We’ve come to expect that if the person taking the treasurer’s job doesn’t know much about economics, Treasury will give them a crash course and get ’em up to speed. But former senior Treasury officer Paul Tilley’s new book, Changing Fortunes, leads me to think this no longer happens.

These days, treasurers are so preoccupied by the daily battle for political survival they have little time or interest in economics tutorials. Treasury has got out of the habit of giving the treasurer any advice his staff doubts he’d want to hear. Treasury’s job is largely to supply facts and figures when demanded by the treasurer’s staff.

In which case, you have to worry about how much professional rigour goes into producing the budget forecasts. How much they’re designed to avoid giving the treasurer news he doesn’t want to hear.

The Reserve Bank’s latest forecasts for wage growth are laughing at the optimistic forecasts of the budget in April. Where the budget has wages growing by 3.25 per cent a year by June 2021, the Reserve has the growth rate rising only a fraction to 2.4 per cent.

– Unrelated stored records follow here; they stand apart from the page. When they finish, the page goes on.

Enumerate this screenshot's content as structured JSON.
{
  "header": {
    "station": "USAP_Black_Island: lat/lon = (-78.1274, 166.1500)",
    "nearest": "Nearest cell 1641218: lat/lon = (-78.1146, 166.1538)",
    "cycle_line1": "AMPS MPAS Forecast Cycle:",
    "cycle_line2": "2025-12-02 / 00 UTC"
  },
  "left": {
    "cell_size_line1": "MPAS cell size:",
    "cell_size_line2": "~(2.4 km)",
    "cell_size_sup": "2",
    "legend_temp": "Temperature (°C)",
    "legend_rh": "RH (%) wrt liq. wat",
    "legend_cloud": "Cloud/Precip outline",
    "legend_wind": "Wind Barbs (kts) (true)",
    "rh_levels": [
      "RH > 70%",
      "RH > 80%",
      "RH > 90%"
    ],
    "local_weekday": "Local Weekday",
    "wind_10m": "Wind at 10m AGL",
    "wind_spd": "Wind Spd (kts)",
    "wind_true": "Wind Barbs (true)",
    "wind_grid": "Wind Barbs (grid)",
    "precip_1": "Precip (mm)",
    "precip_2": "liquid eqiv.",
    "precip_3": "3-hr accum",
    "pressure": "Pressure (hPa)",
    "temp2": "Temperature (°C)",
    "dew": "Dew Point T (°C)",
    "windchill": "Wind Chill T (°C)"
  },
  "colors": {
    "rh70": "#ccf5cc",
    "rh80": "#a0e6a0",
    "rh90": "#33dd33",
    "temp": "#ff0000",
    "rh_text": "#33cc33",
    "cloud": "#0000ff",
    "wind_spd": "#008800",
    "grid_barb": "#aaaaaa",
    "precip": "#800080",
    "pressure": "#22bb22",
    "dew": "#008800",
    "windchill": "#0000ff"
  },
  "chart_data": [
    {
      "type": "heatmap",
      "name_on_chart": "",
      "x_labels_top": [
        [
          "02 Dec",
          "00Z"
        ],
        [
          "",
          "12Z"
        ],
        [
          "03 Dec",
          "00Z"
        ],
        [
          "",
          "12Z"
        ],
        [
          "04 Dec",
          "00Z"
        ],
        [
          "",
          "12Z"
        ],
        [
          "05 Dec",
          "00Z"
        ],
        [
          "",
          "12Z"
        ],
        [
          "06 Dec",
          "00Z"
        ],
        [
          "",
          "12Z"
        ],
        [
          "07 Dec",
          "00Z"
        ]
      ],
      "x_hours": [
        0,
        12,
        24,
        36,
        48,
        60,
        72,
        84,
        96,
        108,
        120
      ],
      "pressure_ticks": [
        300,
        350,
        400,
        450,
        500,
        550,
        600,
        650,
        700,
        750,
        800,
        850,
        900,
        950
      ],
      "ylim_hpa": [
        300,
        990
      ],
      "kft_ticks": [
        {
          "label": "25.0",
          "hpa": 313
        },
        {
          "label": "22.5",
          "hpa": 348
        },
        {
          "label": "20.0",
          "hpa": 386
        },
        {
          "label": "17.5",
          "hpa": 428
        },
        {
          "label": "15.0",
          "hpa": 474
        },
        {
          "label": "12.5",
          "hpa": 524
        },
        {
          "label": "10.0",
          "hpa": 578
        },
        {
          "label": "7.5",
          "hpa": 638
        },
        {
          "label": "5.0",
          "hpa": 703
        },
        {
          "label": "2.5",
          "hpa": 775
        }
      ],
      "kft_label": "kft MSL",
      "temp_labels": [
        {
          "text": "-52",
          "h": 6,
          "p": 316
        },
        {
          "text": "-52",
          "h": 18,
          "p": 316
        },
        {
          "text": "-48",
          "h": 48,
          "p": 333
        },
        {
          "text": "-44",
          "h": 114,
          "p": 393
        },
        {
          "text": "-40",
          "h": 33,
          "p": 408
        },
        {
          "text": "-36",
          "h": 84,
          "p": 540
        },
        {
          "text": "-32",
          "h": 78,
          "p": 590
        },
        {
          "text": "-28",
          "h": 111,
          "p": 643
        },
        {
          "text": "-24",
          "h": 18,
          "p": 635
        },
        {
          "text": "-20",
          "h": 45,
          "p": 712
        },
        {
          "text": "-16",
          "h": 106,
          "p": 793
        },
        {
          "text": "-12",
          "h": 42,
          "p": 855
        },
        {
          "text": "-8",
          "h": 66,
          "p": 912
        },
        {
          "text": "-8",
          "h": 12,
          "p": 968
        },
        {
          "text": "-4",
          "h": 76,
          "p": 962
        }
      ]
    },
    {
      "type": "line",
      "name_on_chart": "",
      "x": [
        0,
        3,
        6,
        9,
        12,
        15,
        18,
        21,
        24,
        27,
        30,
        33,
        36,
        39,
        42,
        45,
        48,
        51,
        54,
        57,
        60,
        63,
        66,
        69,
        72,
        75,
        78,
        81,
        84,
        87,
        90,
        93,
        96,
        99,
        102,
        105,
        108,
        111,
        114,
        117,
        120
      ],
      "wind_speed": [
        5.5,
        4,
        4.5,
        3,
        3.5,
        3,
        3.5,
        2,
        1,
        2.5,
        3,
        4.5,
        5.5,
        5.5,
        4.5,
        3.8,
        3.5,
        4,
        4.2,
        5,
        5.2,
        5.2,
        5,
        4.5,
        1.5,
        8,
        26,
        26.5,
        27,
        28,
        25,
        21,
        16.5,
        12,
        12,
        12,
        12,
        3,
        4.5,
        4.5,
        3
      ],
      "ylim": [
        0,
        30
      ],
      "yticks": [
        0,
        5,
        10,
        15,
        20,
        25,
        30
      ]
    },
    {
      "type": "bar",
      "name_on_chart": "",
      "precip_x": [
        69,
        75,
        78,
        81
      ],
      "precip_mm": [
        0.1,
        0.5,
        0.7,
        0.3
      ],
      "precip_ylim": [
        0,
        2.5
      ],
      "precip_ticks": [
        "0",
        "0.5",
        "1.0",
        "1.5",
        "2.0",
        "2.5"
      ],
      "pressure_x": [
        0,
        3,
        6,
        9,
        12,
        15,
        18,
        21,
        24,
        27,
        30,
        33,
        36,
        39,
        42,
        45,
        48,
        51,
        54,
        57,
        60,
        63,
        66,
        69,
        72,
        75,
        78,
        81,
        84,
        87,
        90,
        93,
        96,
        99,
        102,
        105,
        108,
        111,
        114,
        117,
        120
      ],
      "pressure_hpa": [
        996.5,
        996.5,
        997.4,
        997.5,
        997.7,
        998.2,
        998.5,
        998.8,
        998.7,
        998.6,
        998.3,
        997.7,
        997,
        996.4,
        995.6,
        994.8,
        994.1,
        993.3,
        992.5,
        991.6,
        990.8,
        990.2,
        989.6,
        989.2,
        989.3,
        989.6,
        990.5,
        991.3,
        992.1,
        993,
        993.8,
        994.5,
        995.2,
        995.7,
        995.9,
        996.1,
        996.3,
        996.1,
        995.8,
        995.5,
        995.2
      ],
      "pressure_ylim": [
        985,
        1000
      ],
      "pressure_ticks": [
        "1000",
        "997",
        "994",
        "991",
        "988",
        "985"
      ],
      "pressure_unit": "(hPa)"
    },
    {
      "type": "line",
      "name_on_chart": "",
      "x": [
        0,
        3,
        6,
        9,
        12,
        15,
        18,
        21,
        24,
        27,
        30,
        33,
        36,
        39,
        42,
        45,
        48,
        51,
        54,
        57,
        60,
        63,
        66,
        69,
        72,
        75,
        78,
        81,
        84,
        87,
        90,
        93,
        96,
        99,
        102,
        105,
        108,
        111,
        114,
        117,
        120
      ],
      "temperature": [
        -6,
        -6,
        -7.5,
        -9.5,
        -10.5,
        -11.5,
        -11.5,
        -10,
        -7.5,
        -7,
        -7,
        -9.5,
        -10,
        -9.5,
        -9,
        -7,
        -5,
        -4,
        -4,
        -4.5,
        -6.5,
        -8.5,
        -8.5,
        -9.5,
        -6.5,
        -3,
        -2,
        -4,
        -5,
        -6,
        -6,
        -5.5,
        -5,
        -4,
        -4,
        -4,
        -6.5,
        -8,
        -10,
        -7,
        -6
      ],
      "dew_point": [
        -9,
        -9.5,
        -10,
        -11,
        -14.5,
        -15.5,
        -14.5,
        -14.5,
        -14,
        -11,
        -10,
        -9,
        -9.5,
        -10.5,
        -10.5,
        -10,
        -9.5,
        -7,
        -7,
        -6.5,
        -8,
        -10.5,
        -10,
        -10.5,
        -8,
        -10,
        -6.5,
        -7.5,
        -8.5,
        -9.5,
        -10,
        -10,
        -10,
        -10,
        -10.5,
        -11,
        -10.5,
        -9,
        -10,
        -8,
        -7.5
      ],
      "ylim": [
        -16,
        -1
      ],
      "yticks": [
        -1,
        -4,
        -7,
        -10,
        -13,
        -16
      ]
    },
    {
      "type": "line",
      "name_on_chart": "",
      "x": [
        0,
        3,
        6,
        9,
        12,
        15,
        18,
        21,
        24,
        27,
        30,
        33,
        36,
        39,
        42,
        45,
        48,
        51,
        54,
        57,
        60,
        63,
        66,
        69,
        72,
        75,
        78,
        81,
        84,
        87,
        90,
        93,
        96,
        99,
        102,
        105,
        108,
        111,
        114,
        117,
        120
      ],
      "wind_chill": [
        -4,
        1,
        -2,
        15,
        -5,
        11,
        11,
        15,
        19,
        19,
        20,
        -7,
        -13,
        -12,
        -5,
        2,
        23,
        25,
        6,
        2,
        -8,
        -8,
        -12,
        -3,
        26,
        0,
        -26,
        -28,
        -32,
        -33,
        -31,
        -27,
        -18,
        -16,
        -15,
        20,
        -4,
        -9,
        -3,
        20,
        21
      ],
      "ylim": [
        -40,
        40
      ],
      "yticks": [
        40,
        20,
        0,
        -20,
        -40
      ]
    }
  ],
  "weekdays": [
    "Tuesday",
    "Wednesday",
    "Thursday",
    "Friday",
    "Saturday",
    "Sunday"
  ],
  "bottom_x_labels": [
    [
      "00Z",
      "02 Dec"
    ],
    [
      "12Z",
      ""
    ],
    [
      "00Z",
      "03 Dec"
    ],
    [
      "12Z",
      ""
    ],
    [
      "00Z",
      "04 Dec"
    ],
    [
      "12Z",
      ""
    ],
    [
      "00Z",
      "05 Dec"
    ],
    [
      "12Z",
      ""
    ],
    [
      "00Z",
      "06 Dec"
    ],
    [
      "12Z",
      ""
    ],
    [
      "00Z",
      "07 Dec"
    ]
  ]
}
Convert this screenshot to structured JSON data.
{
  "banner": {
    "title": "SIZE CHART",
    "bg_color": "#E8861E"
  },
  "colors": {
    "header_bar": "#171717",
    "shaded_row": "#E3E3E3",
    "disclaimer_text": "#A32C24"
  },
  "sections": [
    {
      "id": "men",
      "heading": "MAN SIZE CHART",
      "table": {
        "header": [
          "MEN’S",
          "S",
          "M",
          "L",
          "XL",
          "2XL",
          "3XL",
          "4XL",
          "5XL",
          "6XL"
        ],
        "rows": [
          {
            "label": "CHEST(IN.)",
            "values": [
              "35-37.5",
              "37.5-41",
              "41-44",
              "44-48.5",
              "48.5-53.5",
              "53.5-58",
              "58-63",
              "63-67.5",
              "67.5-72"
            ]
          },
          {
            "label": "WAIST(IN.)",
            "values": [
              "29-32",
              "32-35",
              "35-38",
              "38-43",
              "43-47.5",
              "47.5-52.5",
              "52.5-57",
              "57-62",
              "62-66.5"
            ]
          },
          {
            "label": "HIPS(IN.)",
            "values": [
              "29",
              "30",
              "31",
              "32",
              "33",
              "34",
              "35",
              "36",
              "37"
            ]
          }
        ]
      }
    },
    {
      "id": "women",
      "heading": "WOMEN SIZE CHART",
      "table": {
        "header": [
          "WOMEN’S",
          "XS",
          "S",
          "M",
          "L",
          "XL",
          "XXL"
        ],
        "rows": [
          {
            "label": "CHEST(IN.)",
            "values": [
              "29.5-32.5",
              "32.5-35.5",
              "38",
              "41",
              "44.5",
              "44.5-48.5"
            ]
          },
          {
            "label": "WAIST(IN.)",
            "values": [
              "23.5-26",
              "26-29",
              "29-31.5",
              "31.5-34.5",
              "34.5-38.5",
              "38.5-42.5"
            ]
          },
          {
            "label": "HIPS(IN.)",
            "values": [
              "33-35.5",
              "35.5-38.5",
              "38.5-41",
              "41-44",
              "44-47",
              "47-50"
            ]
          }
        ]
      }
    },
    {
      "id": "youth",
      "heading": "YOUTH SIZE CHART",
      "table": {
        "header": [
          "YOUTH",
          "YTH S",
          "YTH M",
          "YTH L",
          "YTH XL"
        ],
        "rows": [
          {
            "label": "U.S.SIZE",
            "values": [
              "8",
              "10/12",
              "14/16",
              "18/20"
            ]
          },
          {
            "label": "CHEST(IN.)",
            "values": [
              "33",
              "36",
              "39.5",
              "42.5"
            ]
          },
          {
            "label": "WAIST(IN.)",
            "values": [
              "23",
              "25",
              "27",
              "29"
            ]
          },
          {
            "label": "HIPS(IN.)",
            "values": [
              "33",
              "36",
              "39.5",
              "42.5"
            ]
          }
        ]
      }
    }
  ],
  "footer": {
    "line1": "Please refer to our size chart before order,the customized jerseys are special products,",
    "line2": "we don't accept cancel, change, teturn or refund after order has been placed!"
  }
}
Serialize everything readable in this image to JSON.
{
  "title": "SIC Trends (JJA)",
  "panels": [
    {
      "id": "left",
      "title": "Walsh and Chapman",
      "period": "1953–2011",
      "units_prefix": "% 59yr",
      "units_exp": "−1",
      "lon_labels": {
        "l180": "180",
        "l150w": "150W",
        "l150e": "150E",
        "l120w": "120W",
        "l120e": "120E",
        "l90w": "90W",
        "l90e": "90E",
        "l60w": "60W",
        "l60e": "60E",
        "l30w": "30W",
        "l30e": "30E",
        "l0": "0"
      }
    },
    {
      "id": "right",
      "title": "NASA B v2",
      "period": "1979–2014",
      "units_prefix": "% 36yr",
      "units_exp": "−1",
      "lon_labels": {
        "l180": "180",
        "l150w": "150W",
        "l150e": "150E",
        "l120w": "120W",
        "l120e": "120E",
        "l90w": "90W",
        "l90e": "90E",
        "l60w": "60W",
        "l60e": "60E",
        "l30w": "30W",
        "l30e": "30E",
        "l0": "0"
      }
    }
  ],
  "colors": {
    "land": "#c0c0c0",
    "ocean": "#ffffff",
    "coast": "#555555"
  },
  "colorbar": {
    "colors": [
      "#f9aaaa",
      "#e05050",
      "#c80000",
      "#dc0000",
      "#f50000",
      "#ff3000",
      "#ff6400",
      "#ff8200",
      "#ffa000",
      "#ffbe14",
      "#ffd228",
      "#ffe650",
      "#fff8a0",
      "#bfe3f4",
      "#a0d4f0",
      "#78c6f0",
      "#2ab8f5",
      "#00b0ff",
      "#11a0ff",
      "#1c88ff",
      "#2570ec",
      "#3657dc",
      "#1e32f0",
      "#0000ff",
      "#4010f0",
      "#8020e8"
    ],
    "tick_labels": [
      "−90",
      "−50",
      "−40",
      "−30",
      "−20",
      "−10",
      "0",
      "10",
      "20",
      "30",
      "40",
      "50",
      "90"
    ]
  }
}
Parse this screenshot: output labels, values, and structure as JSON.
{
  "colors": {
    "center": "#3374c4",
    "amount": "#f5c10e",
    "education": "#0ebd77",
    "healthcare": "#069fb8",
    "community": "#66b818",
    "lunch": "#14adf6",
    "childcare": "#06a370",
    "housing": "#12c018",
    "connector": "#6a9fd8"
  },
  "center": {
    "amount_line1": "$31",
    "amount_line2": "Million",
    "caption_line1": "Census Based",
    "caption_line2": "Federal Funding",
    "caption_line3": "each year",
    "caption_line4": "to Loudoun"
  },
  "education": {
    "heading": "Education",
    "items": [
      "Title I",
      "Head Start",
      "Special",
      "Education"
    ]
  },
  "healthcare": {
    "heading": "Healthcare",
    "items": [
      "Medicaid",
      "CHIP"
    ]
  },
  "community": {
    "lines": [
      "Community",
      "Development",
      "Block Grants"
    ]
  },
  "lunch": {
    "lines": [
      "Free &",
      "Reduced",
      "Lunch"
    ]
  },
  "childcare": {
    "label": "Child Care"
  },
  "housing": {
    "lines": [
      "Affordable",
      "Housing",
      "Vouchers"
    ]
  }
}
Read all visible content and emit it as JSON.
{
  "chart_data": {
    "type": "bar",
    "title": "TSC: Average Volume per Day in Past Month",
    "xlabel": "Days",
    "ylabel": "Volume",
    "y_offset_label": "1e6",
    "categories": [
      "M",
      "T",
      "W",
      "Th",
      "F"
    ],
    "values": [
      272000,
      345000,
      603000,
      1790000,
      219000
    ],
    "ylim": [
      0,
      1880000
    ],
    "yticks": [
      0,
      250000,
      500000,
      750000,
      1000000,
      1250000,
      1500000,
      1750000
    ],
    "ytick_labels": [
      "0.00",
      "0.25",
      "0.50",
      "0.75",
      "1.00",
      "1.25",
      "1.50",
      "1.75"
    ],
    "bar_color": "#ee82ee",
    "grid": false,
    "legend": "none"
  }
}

But here’s the surprising thing. Despite the central importance of wages in driving consumer spending and overall economic growth, the Reserve’s year-average forecasts for real GDP differ little from those in the budget.

I find this suspicious. And worrying. If the central bank feels constrained by the forecasts of a Treasury anxious to avoid displeasing its political masters, we’ve got a problem.

Last week, while worries about how much damage Trump’s trade war might do to the world economy were causing share markets to plunge, Treasurer Josh Frydenberg – who was 20 at the time of our last big recession – emerged from his bunker to assure us the government would “take the necessary actions to ensure our economy continues to grow”.

Great. But who’ll be advising him on which actions are necessary? The young punks in his office?